Friday, September 30, 2016

We all hate impressions!  Our adult and young patients would all tell you that impressions might be what they fear the most at the orthodontist.  We have utilized an I-Cat cone beam scan to gain not only our radiographs but digital models for quite some time.  Recently we have added the new iTero Element visual scanner.

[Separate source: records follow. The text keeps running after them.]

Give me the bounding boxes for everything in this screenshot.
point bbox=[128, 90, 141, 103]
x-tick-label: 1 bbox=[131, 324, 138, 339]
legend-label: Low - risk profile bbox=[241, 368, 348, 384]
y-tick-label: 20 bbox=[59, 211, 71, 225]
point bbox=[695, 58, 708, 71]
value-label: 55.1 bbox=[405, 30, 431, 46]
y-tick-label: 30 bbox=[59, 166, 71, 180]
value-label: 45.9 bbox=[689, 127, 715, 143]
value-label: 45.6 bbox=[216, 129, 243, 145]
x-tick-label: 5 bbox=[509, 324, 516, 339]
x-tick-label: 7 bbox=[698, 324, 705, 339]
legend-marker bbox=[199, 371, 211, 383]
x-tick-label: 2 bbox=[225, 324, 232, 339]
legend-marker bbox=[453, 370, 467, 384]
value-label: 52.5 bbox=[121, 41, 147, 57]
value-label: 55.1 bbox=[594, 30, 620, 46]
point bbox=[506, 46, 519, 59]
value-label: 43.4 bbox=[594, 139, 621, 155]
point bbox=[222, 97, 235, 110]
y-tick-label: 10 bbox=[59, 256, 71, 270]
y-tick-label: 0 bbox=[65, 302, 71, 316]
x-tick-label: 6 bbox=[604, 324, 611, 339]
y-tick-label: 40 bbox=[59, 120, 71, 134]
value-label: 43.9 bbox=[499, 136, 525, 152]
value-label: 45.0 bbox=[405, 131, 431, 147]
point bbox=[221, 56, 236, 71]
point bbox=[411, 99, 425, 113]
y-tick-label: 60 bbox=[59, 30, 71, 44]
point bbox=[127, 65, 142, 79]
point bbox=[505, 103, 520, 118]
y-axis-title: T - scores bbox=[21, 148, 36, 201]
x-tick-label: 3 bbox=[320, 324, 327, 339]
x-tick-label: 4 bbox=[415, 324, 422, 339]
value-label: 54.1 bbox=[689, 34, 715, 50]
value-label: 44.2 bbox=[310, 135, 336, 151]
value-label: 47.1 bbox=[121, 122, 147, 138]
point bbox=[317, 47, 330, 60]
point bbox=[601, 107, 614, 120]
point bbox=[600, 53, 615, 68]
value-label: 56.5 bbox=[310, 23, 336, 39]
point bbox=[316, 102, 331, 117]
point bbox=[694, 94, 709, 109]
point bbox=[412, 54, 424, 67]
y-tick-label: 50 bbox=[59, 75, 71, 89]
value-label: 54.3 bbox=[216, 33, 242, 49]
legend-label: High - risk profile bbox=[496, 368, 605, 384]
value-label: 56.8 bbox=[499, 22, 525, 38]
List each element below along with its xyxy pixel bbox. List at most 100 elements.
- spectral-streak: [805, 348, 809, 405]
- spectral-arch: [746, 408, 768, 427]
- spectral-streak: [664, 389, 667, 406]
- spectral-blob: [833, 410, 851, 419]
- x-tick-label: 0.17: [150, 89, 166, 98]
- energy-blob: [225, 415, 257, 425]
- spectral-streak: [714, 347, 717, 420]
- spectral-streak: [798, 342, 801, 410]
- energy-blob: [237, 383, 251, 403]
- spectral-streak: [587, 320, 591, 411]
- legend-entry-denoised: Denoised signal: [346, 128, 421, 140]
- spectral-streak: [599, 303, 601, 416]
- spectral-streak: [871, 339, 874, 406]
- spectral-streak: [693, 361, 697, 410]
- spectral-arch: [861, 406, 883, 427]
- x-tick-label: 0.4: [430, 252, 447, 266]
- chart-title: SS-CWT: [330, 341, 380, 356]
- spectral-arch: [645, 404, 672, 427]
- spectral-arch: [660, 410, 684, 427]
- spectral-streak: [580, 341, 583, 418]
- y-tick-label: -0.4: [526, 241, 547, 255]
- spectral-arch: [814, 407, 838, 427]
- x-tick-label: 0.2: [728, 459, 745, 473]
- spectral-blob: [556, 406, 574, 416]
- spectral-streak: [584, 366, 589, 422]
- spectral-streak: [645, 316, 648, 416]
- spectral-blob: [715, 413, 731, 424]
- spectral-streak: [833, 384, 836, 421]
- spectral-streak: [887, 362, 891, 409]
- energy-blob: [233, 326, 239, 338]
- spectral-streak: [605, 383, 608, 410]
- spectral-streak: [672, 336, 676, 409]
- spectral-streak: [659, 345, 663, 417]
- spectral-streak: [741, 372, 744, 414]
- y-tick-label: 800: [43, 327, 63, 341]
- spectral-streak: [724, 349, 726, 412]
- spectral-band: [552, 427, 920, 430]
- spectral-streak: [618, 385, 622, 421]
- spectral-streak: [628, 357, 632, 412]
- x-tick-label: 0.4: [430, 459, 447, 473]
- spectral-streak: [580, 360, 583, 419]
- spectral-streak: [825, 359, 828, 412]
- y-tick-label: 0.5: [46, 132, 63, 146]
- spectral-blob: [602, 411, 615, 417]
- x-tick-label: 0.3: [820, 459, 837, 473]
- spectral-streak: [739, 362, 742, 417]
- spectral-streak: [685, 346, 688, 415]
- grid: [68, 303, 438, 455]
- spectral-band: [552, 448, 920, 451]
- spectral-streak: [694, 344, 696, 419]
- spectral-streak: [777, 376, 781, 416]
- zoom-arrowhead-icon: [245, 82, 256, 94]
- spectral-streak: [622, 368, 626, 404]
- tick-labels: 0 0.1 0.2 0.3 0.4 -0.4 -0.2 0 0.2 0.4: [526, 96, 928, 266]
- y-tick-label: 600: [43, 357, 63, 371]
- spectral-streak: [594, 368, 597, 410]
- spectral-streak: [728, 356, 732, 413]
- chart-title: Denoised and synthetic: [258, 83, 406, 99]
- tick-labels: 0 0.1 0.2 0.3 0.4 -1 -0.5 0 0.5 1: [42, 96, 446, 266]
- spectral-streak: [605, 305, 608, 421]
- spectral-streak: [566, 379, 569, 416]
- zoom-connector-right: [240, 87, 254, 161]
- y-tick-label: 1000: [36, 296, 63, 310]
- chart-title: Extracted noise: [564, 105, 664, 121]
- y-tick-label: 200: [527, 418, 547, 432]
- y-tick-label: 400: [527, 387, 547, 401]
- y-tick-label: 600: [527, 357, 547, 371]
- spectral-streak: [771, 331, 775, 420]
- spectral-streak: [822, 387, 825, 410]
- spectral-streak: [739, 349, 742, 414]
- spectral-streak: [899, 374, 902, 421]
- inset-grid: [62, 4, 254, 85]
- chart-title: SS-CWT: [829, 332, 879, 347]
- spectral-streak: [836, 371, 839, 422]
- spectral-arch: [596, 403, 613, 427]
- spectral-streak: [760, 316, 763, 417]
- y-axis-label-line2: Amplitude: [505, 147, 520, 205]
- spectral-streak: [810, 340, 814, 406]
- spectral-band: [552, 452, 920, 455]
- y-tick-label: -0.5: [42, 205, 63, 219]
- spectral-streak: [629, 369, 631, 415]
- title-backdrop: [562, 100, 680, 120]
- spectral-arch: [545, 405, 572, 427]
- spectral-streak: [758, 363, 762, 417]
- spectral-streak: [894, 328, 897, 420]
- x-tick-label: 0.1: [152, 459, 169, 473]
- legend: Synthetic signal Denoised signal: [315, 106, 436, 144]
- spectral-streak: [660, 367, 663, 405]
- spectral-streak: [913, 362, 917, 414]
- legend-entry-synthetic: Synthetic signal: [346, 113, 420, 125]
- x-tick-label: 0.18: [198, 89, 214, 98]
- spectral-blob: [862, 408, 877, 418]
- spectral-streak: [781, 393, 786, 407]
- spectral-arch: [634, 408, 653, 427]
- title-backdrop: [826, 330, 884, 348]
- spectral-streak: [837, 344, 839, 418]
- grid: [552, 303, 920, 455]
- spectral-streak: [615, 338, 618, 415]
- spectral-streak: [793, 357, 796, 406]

We can utilize this for study models, Invisalign treatment, and appliance construction without the need for impressions.  It is much faster than previous models and the images are more universally accepted.  Now we see smiles not only after orthodontics but before as well when they can use the iTero without impressions!

Thursday, April 14, 2016

Fluoride Treatment Prior to Orthodontic Bracket Placement.  If you are providing a prophylaxis immediately prior to placement of orthodontic brackets, we suggest not utilizing fluoride at that appointment.  It can weaken the bond strength of the composite leading to brackets dislodging easier.  We always supply the patient with their first bottle of acidulated fluoride rinse at their bonding and ask them to use it nightly throughout treatment.

Friday, February 12, 2016

Lower incisor position and profile changes in extraction treatment.  I am often asked about the effect of upper premolar extraction treatment on the facial profile and many believe that this will significantly retract the upper and lower lip positions.  In most orthodontic cases we must treat the occlusion to the labiolingual position of the lower incisors.  This is because the bone surrounding them is thin both on the facial and lingual aspect of their roots.  If the maxillary anterior teeth are more crowded than the lowers and a class II molar relationship is present, there is usually not a significant overjet.  When upper premolars are removed in these cases the maxillary canines are retracted into the missing premolars' positions and the incisors are uncrowded.  The lower incisors are held in their most stable and healthy location while the overbite and overjet is coordinated to them.  Thus, the profile won't change much and proper canine and incisal guidances are obtained.  Next we'll talk about how the anterior-posterior relationship of the maxilla and mandible relate to profile and incisor angulation. 
Facial profile relationship to extraction treatment.  Facial profile and lip fullness go hand in hand with skeletal and dental positions.  When a thin or retracted lip appearance is present we try our best to treat the patient on a non-extraction basis.  Likewise, when there is a very protrusive lip pattern we consider premolar extractions a bit more often.  If severe crowding is present, extractions will not change the lip pattern much because most of the extraction space is utilized to uncrowd the dentition.  This can be both a blessing and a curse.  In thin lip patterns you will not lose lip support by pursuing extraction orthodontic treatment.  Likewise, with very protrusive lips you will not get as much softening as you might desire.  Another item to consider is the nasolabial angle (angle between the bottom of the nose and upper lip.)  An obtuse nasolabial angle (with upturned nose) requires careful consideration before removing premolars for treatment.  Next week we'll consider the relationship of the lower incisor to facial profile changes.
Indicated extractions in treatment of class II and III malocclusions.  Extraction of premolars may be indicated in order to orthodontically correct malocclusions where growth has ceased and the maxilla and mandible are not matching.  In order to mask a prognathic mandible it is sometimes necessary to remove a lower premolar bilaterally in order to incline the lower incisors lingually and distalize the canines. If we are treating a class II malocclusion without significant lower crowding we can extract two upper premolars in order to gain a tight overjet and class I canines.  With these or any extractions it is wise to take the facial profile into account as we treat the malocclusion.

Friday, December 11, 2015

How anterior overbite relates to extraction needs.  The amount of anterior overbite or openbite a patient has plays an important role in uncrowding of the dentition.  When we see a slightly open or shallow overbite malocclusion that displays crowding a red flag can go up.  Uncrowding of the teeth tends to lean the incisors somewhat labially and this will lead to more opening of the anterior overbite.  Even if the vertical elastics are used to deepen the bite, open bite tendencies may return after removal of the braces.  On the other hand, spaced dentitions will tend to deepen during orthodontics and space closure.  An easy way to visualize this is to think of a draw bridge and what happens as the two halves are leaned upward or brought back toward the water. 

Friday, November 20, 2015

More about expansion versus extraction treatment.  I prefer to treat cases in a non-extraction manner whenever possible.  If the patient does not display posterior crossbites we must be careful to not overly expand the maxillary arch into buccal crossbite.  If the lower arch needs, and will withstand, some expansion I will expand the upper arch slower in hope that the occlusion with "drag" the lower posterior teeth along.  Severe mandibular crowding may necessitate premolar extraction treatment so that we do not flare the lower incisors labially and out of the alveolar bone.  This can lead to future boney and gingival dehiscence and periodontal problems.  Over the next few Weekly Tips we will discuss how lip appearance, class II and class III occlusion, overbite and upper/lower tooth size discrepancies affect extraction decisions.